The letter, entitled “All Children Count But Not All Children Are Counted,” was addressed to the U.N. Statistical Commission and Inter-Agency Expert Group on Sustainable Development Goals (SDG) Indicators. It included two recommendations in response to the “leave no one behind” item of the post-2015 agenda:
- Ensure that children living outside of households and/or without parental care are represented in disaggregated data.
- Improve and expand data collection methodologies to ensure all children are represented.
The AAP argues that there is limited data on the number of children living in developing countries and that they should be represented in all data and estimates.
Today, many children in developing countries are born into conditions that pose many risks to their health and well-being, giving them a small chance for survival. About 29,000 children under the age of five die every day (that’s 21 each minute), mainly from preventable causes, according to UNICEF.
Lack of representation in data and estimates of hard-to-reach areas could further complicate the situations of vulnerable children as it would prevent them from getting the solutions they need.
According to the AAP, the children that are most at risk are those without parental care because of trafficking, conflict, disaster or armed group recruitment. Given the current state of international conflict and disaster, the risk of children not being counted has increased especially with the Syrian refugees.
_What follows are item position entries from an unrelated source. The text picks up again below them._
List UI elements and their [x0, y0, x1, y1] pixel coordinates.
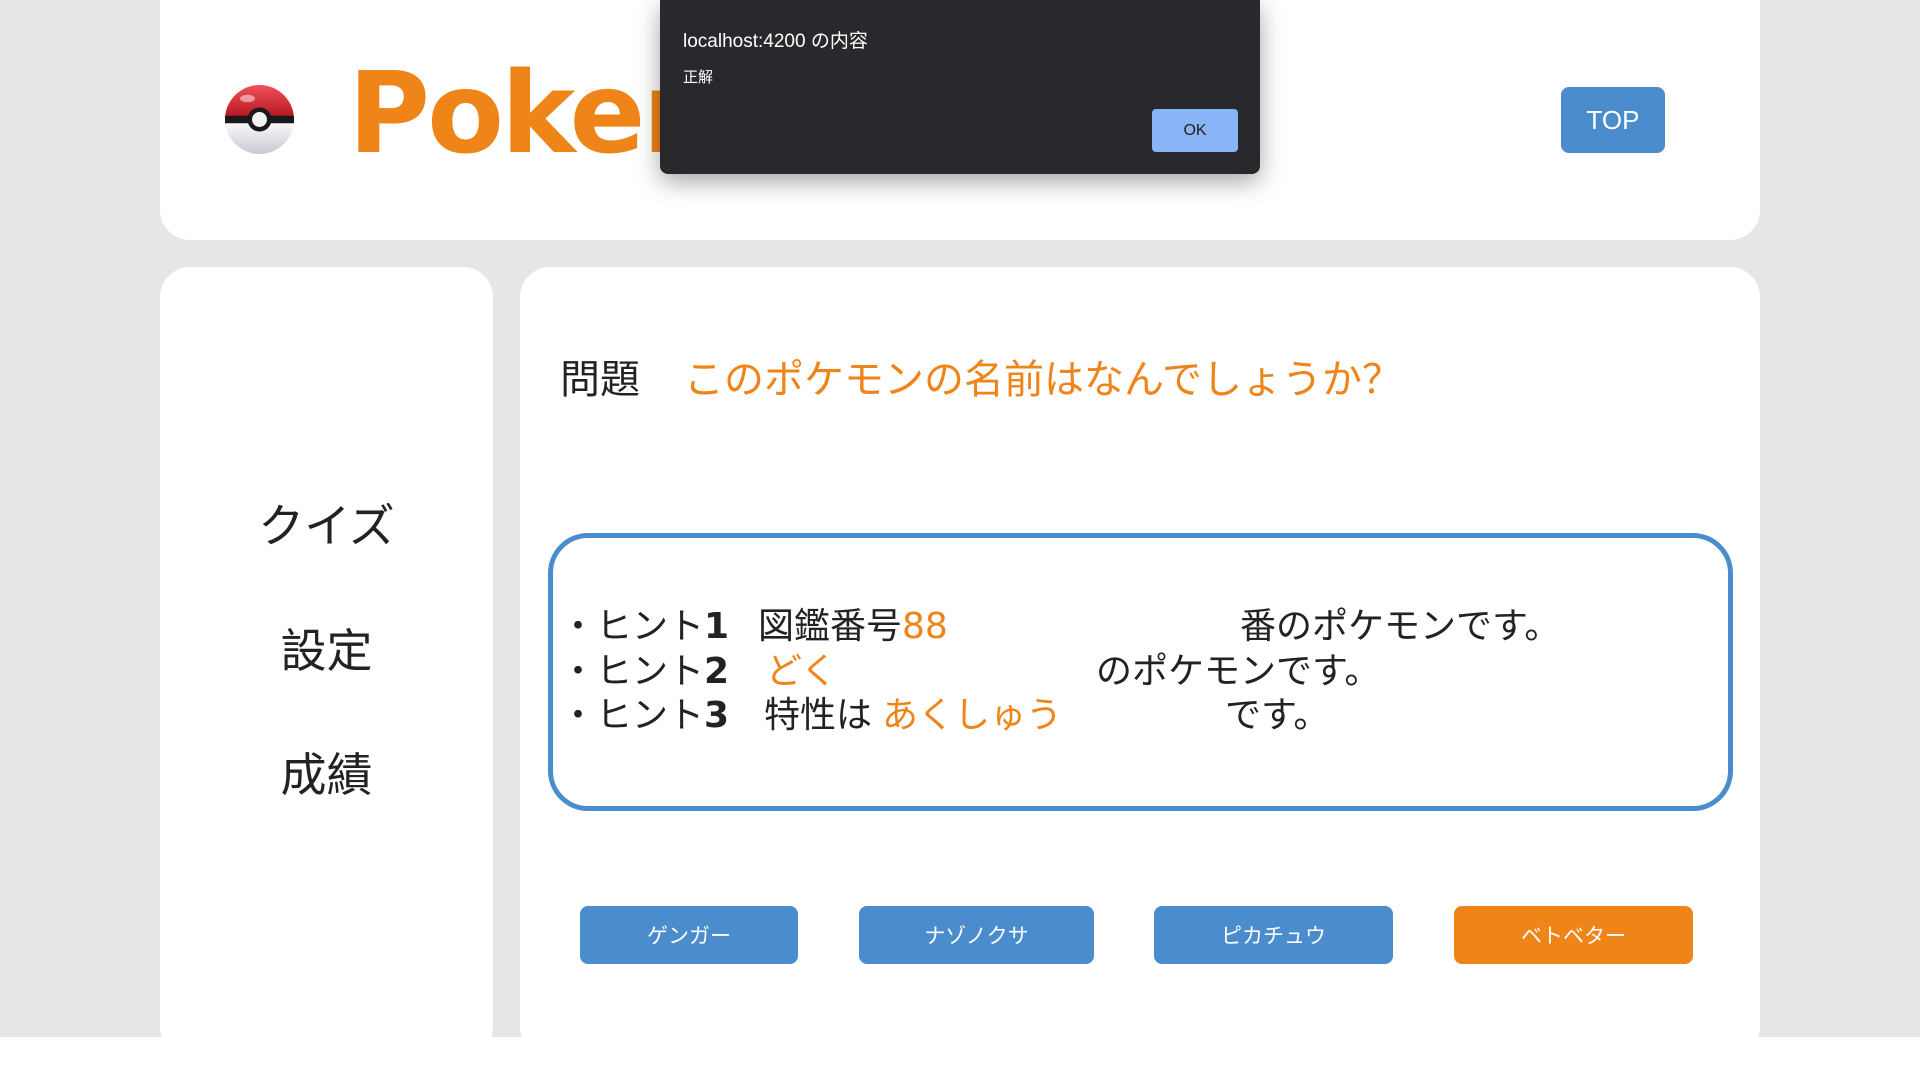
hint-1: ・ヒント1 [560, 609, 729, 645]
sidebar-item-quiz[interactable]: クイズ [160, 503, 493, 549]
answer-button-4[interactable]: ベトベター [1454, 906, 1693, 964]
alert-dialog: localhost:4200 の内容 正解 OK [660, 0, 1260, 174]
dialog-message: 正解 [683, 68, 714, 86]
hint-3-suffix: です。 [1225, 695, 1330, 736]
hint-1-prefix: ・ヒント [560, 606, 705, 647]
hint-1-value: 88 [902, 606, 948, 647]
question-text: このポケモンの名前はなんでしょうか？ [684, 357, 1402, 403]
hint-1-body: 図鑑番号88 [758, 609, 948, 645]
hint-3-prefix: ・ヒント [560, 695, 705, 736]
hint-2: ・ヒント2 [560, 654, 729, 690]
sidebar-item-settings[interactable]: 設定 [160, 628, 493, 674]
hint-2-prefix: ・ヒント [560, 651, 705, 692]
top-button[interactable]: TOP [1561, 87, 1665, 153]
question-row: 問題 このポケモンの名前はなんでしょうか？ [560, 360, 1402, 400]
question-label: 問題 [560, 357, 640, 403]
hint-3-lead: 特性は [764, 695, 873, 736]
hint-3: ・ヒント3 [560, 698, 729, 734]
hint-1-suffix: 番のポケモンです。 [1240, 606, 1561, 647]
hint-1-number: 1 [704, 606, 730, 647]
pokeball-icon [225, 85, 294, 154]
answer-button-2[interactable]: ナゾノクサ [859, 906, 1094, 964]
hint-2-value: どく [766, 651, 837, 692]
hint-1-lead: 図鑑番号 [758, 606, 903, 647]
sidebar-item-results[interactable]: 成績 [160, 752, 493, 798]
hint-3-value: あくしゅう [882, 695, 1063, 736]
dialog-ok-button[interactable]: OK [1152, 109, 1238, 152]
hint-3-number: 3 [704, 695, 730, 736]
dialog-title: localhost:4200 の内容 [683, 31, 868, 52]
hint-3-body: 特性は あくしゅう [764, 698, 1062, 734]
answer-button-3[interactable]: ピカチュウ [1154, 906, 1393, 964]
hint-2-number: 2 [704, 651, 730, 692]
hint-2-suffix: のポケモンです。 [1096, 651, 1381, 692]
answer-button-1[interactable]: ゲンガー [580, 906, 798, 964]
UNICEF has also taken notice of the elevated risk and has requested $624 million to give water and school supplies for almost 500,000 children (2.6 million people total) that have been affected by the Syrian refugee crisis.
With its letter, the AAP addresses a critical issue that we are being faced with now: protecting children around the world. Children in suffering countries, who are incapable of protecting themselves, deserve our attention.
“Indeed, all children count, but not all children are counted,” AAP said.